ЧЕСТНОЕ ПОЯСНЕНИЕ
Несколько дней назад, 28 мая, отмечалась, с освещением заслуживших того событий дата напряженного боя под Уверо. В силу элементарного долга я обязан объяснить факты.
В те дни Мануэль Пинейро, «Рыжая борода» - из тех людей, про которых говорят «горбатого могила исправит» - направил в Сантьяго-де-Куба грузовик с оружием, которое было предназначено для штурма Президентского дворца Революционным директоратом, и которое каким-то образом попало в руки Пинейро. Франк Паис, отвечающий за действия нашего Движения «26 июля» в масштабе страны, отправил изрядную часть груза в труднодоступную зону Сьерра-Мэстры, где наша зарождающаяся Повстанческая Армия восставала из пепла.
Это обучение шло крайне тяжело. Мы постепенно стали одерживать первые победы в боях, в результате которых мы, без каких бы то ни было потерь, пополняли наши силы людьми и оружием. С другой стороны, нам пришлось столкнуться с опасным предательством Эутимио Герры – крестьянина, находившегося на стороне повстанцев до тех пор, пока не перешел на сторону врага, не устояв перед его обильными подношениями. Несмотря на препятствия и при поддержке людьми и средствами, которые направлял нам Франк, мы постепенно создавали первый партизанский отряд: с передовым отрядом под командованием Камило, тыловым – под командованием Эфихенио Амейхейраса, с небольшими взводами в центре и Генеральным штабом. У нас уже была группа закаленных бойцов, прекрасно приспособленных к местности, когда в бидонах со смазкой прибыла большая партия оружия, добытого «Рыжей Бородой».
Было ли правильным с военной и революционной точки зрения атаковать хорошо укрепленный и вооруженный гарнизон, расположенный на берегу моря, в месте, где отгружался на суда добываемый в той зоне лес? Почему мы это сделали?
Дело в том, что в тот момент, в мае, произошла высадка с «Коринтии» под командованием Каликсто Санчеса Уайта. Острое чувство солидарности повело нас в атаку на гарнизон в Уверо.

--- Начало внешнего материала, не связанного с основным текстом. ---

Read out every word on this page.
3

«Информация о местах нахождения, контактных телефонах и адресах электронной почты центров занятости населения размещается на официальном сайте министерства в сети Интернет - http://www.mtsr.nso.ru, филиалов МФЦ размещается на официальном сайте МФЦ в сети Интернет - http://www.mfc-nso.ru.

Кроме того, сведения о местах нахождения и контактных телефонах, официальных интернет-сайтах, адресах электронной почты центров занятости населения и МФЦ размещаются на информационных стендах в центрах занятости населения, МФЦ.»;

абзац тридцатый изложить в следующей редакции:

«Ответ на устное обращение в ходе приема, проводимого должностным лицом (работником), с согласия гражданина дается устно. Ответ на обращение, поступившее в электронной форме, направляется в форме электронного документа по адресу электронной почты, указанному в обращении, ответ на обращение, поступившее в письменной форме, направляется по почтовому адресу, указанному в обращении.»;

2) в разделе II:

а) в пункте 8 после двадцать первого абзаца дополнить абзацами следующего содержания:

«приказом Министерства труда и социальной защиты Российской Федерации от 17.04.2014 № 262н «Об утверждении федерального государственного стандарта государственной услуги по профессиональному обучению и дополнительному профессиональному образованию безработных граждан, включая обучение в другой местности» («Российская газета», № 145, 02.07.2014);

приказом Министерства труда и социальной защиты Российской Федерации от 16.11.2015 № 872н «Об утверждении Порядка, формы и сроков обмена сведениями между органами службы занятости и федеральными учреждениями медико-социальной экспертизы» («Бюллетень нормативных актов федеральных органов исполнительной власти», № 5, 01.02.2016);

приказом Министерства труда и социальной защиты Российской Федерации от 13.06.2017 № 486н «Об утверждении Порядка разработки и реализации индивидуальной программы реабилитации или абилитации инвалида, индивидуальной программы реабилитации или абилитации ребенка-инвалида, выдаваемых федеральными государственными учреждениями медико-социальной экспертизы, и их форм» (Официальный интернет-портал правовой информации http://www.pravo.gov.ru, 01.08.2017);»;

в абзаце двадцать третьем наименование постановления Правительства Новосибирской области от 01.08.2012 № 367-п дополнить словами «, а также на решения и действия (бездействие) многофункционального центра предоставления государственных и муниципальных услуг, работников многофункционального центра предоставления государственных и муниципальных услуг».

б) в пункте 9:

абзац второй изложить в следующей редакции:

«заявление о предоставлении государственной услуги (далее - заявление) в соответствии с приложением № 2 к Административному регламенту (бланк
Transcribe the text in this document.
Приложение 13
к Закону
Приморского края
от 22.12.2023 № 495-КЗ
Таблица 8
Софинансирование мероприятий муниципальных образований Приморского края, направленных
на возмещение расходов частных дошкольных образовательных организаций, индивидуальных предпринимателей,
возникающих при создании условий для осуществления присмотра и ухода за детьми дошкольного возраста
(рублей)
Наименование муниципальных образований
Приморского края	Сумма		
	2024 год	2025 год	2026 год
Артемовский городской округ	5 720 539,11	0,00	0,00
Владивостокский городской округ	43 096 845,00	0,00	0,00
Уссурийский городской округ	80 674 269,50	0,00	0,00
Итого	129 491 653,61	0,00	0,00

Должен честно заметить, что принятое решение, если не учитывать, что нами руководило чувство солидарности, было совершенно неправильным. Наша роль, которой подчинялась любая другая задача – именно так это происходило на протяжении нашей революционной жизни – не соответствовала этому решению.
Я помню первый выстрел из моей винтовки с оптическим прицелом, направленный в радиоустановку гарнизона. После этого выстрела десятки пуль обрушились на вражеский командный пункт. Поэтому противник не понял, что гарнизон подвергнулся атаке. Таким образом, в нашем распоряжении оказалось, по крайней мере, три часа прежде чем подвергнуться бомбардировке и пулеметному обстрелу, как обычно это происходило всего лишь 20 минут спустя после начала любого боя. При отсутствии подобных факторов, вполне возможно, что решение атаковать, вдохновившись лишь духом солидарности, привело бы к сокращению наших сил, насчитывающих около 100 опытных бойцов, и возникла бы необходимость – в лучшем случае – вновь вступить на путь, полный опасностей.
Именно при тех обстоятельствах Альмейда был поражен выстрелом в грудь: от более тяжелого ранения его спас кусок металла, который, как он вспомнил потом, носил в нагрудном кармане; Гильемо Гарсия, в каске, добытой в первом бою, вел ожесточенный поединок с обороняющим дота из толстых бревен; Че, вооруженный ручным пулеметом, который застревал, передвинулся со своего места, чтобы поддержать Альмейду, а Рауль повел свой небольшой взвод в наступление против солдат, закрепившихся за штабелями бревен, приготовленных к отгрузке; все это произошло до появления истребителей-бомбардировщиков. Хулио Диасу, отважному бойцу, палившему из пулемета-треножника, продолжить бой не удалось: он покоился рядом со мной с пулей во лбу.
Понятно ли теперь, что произошло 55 лет назад, 28 мая 1957 года?